Le Togo prépare des études pour le projet gazier régional PRIME-GAS. Ce programme vise à renforcer l’intégration énergétique avec la Côte d’Ivoire et le Bénin. La Banque mondiale soutient cette initiative.

Le projet doit organiser une chaîne régionale d’approvisionnement en gaz naturel. Des infrastructures de réception, transport, stockage et distribution sont prévues. L’importation de gaz naturel liquéfié (GNL) fait partie des solutions envisagées.

Pour le Togo, plusieurs équipements stratégiques sont à l’étude. Des installations de réception et de stockage de GNL sont prévues au port de Lomé. Un réseau national de gaz alimentera les nouvelles centrales électriques. Un réseau de distribution desservira les industries proches du port.

Un gazoduc entre le port de Lomé et la Plateforme industrielle d’Adétikopé (PIA) est aussi envisagé. Ce gazoduc accompagnerait le développement d’une centrale électrique au gaz de 500 MW. Les autorités examinent également une extension du poste de livraison du West African Gas Pipeline (WAGP) à Lomé.
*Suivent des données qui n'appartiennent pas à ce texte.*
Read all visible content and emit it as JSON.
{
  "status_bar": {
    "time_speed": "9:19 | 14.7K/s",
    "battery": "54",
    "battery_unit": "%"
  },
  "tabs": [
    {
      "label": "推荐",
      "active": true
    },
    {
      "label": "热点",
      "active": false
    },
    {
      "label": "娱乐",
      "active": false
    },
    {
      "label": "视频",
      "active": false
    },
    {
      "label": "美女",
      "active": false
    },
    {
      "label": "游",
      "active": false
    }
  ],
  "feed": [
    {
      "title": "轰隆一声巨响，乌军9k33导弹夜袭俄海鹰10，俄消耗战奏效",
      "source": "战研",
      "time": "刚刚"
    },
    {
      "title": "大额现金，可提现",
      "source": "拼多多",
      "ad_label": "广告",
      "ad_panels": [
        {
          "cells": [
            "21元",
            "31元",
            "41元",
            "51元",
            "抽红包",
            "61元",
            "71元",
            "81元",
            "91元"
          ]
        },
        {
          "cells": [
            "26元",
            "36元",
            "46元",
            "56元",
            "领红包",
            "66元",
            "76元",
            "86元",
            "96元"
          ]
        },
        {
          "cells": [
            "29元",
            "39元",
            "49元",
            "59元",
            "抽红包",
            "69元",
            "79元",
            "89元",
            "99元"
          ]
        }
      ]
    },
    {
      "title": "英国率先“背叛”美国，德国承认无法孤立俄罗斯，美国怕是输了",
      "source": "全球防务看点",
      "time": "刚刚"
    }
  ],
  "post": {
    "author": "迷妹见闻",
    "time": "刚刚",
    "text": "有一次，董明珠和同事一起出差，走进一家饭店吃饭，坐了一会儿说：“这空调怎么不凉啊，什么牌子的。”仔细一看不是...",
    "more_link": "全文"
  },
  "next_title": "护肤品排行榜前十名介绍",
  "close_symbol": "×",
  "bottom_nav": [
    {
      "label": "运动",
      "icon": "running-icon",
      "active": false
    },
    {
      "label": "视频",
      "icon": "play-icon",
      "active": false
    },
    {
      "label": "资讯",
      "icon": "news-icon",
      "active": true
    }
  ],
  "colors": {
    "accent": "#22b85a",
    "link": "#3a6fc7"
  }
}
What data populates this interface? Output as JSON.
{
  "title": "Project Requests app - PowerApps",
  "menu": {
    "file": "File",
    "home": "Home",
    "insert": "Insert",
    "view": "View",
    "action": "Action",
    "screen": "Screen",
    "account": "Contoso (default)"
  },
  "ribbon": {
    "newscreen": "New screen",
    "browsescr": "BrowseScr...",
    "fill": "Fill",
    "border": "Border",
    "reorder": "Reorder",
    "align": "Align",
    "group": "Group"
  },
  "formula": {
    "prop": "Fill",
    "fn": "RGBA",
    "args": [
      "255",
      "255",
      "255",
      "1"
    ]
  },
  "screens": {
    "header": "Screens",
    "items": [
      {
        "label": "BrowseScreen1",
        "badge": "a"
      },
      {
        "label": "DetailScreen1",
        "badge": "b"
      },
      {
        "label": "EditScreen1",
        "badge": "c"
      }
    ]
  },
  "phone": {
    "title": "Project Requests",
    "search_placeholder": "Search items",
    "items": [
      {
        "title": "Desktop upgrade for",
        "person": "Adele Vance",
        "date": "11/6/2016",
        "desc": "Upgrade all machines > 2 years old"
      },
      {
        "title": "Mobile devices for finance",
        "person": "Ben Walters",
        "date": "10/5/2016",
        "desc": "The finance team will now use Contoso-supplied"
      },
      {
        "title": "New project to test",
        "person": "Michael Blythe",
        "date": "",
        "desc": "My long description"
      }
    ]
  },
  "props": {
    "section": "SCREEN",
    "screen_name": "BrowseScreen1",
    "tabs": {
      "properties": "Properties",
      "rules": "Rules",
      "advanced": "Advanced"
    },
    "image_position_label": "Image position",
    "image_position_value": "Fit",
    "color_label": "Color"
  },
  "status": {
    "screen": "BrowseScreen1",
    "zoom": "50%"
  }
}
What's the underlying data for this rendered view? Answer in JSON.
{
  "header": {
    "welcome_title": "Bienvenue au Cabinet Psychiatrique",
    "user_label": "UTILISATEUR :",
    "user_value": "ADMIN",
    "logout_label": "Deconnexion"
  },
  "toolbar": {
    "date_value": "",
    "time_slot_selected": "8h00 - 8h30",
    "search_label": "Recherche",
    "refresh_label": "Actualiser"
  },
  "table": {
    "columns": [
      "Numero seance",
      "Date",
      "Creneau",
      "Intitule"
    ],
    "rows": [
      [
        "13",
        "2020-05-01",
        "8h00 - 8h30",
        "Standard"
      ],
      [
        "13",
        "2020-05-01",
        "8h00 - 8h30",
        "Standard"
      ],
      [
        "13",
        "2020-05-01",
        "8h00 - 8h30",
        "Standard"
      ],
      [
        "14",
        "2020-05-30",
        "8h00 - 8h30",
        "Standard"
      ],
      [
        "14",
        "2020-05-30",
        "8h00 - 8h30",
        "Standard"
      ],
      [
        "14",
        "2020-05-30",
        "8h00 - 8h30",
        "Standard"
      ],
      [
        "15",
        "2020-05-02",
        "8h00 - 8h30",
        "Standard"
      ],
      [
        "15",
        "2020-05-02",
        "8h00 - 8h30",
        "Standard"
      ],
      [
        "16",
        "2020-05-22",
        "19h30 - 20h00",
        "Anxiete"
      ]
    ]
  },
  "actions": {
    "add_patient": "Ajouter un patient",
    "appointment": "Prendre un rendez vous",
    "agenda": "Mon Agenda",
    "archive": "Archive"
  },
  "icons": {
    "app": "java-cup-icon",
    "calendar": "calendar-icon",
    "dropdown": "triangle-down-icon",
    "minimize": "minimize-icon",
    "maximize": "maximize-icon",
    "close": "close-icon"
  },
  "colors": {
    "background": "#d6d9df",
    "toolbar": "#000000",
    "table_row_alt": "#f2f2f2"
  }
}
Un nouveau gazoduc potentiel entre le Nigeria et le Togo est à l’étude. Cette option diversifierait les sources d’approvisionnement en gaz. Les corridors gaziers étudiés auront une largeur de 30 à 40 kilomètres. Cette largeur permet l’évaluation environnementale et sociale des tracés.

La Banque mondiale classe le projet à risque environnemental et social élevé. Une évaluation environnementale et sociale stratégique (EESS) a donc été engagée. Cette évaluation identifie les corridors de transport du gaz. Elle évalue aussi les impacts sur les populations, les terres agricoles, la biodiversité et les infrastructures existantes.

L’étude doit durer 20 semaines et comporter trois phases. La première phase est le démarrage institutionnel. La deuxième phase est l’évaluation des corridors. La troisième phase est la publication officielle des corridors retenus. Plusieurs études spécialisées suivront. Elles porteront sur la biodiversité, les impacts sociaux, les risques industriels, la sismicité, l’agriculture et les effets du changement climatique.